岩手には素晴らしい左官の建物がたくさんあります。それは父からも聞かされていたものの、左官になった当初はあまりわかっていませんでした。でもそのうち、地元の誇りである先人がつくってきたものを残していきたいという気持ちが強くなってきました。

残念ながら、技術の継承は地元ではいったん途絶えてしまってます。そこで、古い建物を修復する際には、日本左官会議の小林隆男さんから学んだり、昔のやり方を真似しながら現代の方法と合わせたり、探り探り行っています。

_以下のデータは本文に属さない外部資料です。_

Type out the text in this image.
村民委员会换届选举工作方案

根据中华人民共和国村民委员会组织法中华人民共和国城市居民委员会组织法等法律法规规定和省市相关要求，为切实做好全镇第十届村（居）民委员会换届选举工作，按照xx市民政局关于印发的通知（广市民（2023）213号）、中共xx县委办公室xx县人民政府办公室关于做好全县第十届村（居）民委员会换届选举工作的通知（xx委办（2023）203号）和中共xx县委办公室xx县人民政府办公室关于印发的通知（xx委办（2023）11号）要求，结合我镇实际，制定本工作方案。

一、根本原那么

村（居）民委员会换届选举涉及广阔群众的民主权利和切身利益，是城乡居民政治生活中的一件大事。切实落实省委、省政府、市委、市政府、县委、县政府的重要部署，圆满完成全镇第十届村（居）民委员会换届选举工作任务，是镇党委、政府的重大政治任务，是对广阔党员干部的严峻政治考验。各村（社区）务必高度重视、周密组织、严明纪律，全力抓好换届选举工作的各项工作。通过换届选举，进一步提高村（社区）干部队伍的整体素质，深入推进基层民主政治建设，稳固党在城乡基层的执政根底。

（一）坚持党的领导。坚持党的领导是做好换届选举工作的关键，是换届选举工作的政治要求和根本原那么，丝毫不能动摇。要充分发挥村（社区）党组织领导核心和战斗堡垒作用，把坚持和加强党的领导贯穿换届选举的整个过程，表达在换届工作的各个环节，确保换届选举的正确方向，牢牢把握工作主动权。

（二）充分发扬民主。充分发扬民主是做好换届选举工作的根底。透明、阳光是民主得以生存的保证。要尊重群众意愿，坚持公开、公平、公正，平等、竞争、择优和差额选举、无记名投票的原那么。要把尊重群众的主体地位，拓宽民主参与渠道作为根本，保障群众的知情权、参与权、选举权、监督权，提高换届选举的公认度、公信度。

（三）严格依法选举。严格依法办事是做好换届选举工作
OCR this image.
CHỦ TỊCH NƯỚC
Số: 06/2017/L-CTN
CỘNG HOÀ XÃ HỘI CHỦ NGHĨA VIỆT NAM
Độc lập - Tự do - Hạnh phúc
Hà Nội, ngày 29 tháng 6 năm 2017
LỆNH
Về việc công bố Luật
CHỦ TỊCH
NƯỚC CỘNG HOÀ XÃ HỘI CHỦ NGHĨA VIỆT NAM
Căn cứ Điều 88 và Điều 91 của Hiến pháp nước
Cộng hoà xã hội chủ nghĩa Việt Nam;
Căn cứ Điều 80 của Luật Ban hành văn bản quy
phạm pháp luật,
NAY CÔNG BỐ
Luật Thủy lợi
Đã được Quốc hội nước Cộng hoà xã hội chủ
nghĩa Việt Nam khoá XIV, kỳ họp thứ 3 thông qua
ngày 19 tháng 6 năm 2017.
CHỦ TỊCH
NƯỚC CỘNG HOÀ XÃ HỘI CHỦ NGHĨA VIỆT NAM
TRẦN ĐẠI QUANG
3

土蔵は、重機で一気に解体してしまったらそれで終わりですが、壁を一枚一枚めくっていくと、昔の教科書を開いているようです。配合がその都度違ったり、土地によって砂分の多さが違ったり、角はこうなっているのか、など。風化して土が落ちてしまった土蔵を見ても勉強になります。

いまの時代、みんなが古い建物や左官に興味をもっているわけではないですが、共感する人たちとのつながりを大切にしたいと思っています。

1986年、岩手県一関市に生まれる。高校卒業後、半年間、京都府左官技能専修学院で学び、地元に帰ってきて父親が営む株式会社及川左官に入社。文化財の土蔵の修復や個人所有の土蔵の修復、一般住宅、野丁場のRC造などを手がける。東日本大震災で甚大な被害を受けた宮城県気仙沼の文化財群の修復・再建工事も担当しており、2020年にはいよいよ男山酒造の修復が完了する予定。

株式会社及川左官  岩手県一関市室根町津谷川字竹野下162-1
Tel&Fax 0191 65 2427

東日本大震災で甚大な被害を受けた、気仙沼の老舗の魚問屋、小野健商店の土蔵を修復。2017年に完了した。国登録有形文化財。

戸前は黒漆喰磨き。残せる部分は生かしつつ、復元した。

修復された観音扉。

施工中(2014年春)。周囲のかさ上げのため、土蔵を持ち上げ、さらに奥に曳家された。

土蔵は2階まで水に浸かったとのことで、一部の損傷は激しかった。

驚くべきことに、上部の鶴と共に亀の漆喰彫刻は残されていた。

観音扉の部分。

大正中期に建築された気仙沼の陶器店、三事堂ささ木店舗。国登録有形文化財。やはり東日本大震災で被害を受けた。外壁のなまこ壁を施工した。